November 22, 2017
Alumni Times news for alumni and friends
Rediscovering a Lost Queen of N.C. A&T

Campus Highlights

Bluford Library Archives: Rediscovering a Lost Queen of N.C. A&T

When one visits the Archives at the F. D. Bluford Library, any research question given to the archives librarian and the archives specialist may lead to the rediscovery of lost facts about North Carolina A&T State University history. These lost facts can be very stunning and reshape how our history is taught in the future.

In September, a homecoming history display was in the final stages. Bluford Library had a trial usage on a database of historically black newspapers in which there was incredibly rare news stories and images about early N.C. A&T homecomings. While searching in the Pittsburgh Courier, there was story of a young lady, "Miss Sammie Sellers", who was named Miss A&T at a spring banquet for the 1934-35 academic year.

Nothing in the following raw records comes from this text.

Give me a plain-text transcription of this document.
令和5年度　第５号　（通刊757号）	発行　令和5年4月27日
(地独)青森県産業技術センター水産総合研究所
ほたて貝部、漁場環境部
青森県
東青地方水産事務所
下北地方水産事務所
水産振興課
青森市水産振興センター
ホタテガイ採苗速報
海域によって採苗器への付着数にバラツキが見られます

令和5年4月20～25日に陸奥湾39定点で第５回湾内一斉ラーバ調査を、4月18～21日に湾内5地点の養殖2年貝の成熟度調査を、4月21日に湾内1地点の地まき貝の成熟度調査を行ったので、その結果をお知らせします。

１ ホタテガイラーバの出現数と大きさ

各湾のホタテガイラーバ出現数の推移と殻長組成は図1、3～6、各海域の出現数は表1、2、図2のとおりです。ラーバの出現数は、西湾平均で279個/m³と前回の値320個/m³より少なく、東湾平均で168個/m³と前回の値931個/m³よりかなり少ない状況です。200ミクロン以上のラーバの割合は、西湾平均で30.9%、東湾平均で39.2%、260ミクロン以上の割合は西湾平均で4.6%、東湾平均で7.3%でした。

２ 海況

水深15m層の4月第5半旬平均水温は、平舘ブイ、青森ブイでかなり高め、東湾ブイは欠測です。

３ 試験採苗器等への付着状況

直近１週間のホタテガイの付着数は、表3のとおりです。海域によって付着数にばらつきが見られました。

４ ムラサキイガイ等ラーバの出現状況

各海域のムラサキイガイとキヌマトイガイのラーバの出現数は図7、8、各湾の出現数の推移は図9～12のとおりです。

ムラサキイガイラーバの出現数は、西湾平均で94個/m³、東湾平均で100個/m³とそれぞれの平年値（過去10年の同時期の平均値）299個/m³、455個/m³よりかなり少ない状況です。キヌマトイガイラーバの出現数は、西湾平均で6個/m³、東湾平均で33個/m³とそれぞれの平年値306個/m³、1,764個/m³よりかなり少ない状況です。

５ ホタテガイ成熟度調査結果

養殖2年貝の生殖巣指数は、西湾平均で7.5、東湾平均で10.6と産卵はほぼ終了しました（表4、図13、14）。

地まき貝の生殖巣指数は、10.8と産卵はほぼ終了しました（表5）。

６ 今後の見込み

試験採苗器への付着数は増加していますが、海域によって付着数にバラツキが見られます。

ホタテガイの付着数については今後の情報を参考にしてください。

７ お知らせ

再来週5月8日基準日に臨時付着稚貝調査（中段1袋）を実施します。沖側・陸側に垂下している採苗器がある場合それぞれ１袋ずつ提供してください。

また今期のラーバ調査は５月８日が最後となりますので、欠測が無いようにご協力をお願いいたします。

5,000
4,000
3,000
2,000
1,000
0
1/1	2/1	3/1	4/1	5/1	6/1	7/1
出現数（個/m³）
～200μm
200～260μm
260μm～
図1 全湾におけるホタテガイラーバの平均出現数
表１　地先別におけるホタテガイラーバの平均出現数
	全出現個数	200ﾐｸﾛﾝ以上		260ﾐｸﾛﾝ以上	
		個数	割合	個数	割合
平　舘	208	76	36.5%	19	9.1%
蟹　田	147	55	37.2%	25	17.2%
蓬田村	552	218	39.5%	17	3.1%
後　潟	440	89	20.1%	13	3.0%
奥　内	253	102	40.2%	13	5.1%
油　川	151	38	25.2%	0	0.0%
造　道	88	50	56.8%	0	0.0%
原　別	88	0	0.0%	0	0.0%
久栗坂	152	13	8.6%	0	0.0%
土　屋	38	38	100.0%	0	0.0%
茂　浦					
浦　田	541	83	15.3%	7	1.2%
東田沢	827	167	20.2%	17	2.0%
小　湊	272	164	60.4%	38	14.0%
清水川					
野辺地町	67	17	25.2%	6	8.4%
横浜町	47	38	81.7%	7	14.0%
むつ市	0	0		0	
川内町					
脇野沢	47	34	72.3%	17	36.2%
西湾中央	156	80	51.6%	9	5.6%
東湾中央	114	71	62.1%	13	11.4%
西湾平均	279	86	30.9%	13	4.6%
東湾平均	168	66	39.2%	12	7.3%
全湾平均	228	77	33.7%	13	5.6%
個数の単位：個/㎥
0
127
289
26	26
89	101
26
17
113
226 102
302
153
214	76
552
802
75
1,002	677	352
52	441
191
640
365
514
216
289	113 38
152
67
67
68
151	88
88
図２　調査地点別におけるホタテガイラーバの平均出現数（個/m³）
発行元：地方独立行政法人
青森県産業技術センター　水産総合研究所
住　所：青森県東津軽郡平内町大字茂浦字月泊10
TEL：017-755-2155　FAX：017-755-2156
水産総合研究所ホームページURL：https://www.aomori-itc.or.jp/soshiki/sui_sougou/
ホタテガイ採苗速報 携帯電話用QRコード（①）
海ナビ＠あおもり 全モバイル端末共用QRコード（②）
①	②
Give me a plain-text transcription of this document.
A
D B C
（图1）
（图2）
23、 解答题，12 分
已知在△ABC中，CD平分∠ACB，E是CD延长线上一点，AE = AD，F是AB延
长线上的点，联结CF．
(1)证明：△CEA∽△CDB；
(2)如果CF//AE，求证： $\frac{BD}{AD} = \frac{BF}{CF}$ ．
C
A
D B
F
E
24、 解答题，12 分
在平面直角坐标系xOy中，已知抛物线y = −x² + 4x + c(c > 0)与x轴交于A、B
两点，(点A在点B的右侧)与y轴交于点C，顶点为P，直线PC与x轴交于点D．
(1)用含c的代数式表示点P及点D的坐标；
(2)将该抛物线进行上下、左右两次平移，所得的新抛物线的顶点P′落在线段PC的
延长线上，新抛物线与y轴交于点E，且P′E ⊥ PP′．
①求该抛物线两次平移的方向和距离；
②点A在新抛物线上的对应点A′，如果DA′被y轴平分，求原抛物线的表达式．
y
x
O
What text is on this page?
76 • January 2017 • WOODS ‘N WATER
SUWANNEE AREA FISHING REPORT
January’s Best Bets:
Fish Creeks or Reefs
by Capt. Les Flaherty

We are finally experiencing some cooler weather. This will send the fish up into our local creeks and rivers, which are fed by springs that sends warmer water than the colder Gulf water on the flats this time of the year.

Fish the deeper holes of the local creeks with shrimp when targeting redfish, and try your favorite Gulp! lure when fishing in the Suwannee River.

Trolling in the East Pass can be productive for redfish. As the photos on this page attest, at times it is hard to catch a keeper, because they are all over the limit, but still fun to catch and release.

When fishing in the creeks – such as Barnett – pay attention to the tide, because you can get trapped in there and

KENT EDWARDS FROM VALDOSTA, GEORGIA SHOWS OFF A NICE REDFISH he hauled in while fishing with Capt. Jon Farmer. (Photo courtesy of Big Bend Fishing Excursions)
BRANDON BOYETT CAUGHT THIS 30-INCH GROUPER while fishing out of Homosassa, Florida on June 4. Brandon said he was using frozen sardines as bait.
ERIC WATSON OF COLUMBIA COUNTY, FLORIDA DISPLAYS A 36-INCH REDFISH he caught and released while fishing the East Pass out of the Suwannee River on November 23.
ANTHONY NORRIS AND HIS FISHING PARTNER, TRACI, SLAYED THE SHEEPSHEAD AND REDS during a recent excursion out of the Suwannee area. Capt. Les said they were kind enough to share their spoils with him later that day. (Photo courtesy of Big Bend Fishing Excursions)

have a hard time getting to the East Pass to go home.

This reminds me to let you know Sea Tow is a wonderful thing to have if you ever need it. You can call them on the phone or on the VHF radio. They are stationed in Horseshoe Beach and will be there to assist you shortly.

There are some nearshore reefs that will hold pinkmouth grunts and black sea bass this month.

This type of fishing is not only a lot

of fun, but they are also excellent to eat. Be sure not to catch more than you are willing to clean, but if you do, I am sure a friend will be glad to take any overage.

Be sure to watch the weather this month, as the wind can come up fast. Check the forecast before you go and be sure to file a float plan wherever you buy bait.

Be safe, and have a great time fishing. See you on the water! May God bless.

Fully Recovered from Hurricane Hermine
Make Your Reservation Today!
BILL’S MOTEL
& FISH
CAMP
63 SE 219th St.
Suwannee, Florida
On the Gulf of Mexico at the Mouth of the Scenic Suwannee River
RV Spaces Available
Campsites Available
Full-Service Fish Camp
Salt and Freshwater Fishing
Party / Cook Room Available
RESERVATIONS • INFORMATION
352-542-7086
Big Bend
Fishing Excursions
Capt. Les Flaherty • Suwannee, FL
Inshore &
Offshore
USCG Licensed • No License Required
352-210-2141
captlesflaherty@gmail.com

All of the current sources, including the “Miss A&T Collection” in archives, list the earliest known Miss A&T as Kathryn Tynes who reigned from 1935-1936. However, was she the first Miss A&T? It was acknowledged in Mens Et Manus: A Pictorial History of North Carolina Agricultural and Technical State University, that no one was sure when or who the very first Miss A. & T. was, and that the tradition had most likely started sometime after 1928 when women were readmitted to the university. So was Sammie Sellars really one of the early forgotten queens of A&T?

To learn more about Miss Sellers more digging into the special collections was needed. Only 13 issues of the A&T Register from 1929 to 1934 are known to exist and copies are sporadic throughout the rest of the 1930s. Fortunately, many of these issues did mention a “Sammie Etta Sellars” of Darlington, S.C. She was a very popular and was voted the female student with the "Most Pleasing Personality" in 1935, 1936, and 1937. Miss Sellars ‘37 (sometimes spelled Sellers) was also very active in numerous student organizations like the girls’ basketball team, Delta Sigma Theta sorority, the student council and the choral society. Also among these additions was page 3 of the July 06, 1934 issue which has a picture of Sammie Sellars, under the title "Miss A. and T., 1934-1935." The last mention of Sammie in the Register is in a 1938 edition with an update about her as a proprietress in a restaurant. After finding these pages, archive specialists began wondering what became of her.

Newspaper databases and genealogy resources were searched with little results. One resource that was overlooked was the copies of A History of the National Alumni Association of the North Carolina Agricultural and Technical State University, 1891-1984, Greensboro, North Carolina by Evelyn M. Butler. While searching for an unrelated person in this book, there was an entry on a “Sammie Etta Sellers McDuffie”. After searching online for that name, and discovering a “vertical file” in archives with that name, the story began to come together.

It turns out that while she was at A&T, Sammie met Frank McDuffie of Laurinburg, N.C., the "Most Versatile" man in 1936. The two would later marry. Frank was the son of Emmanuel McDuffie who was the founder of the historic Laurinburg Institute, which today is one of the very few still operating historical black preparatory schools from the 1900s in the country. He served as the principal of Laurinburg Institute for many years. She and Frank are still remembered as great educators and humanitarians who transformed the school and changed many lives for generations. The school is still open today under the direction of their son Frank H. "Bishop" McDuffie. Sammie McDuffie passed away in 1995 at the age of 80.

For now it is unknown if Sammie Sellars McDuffie was the very first Miss A&T, but it is clear that she was one of the greatest.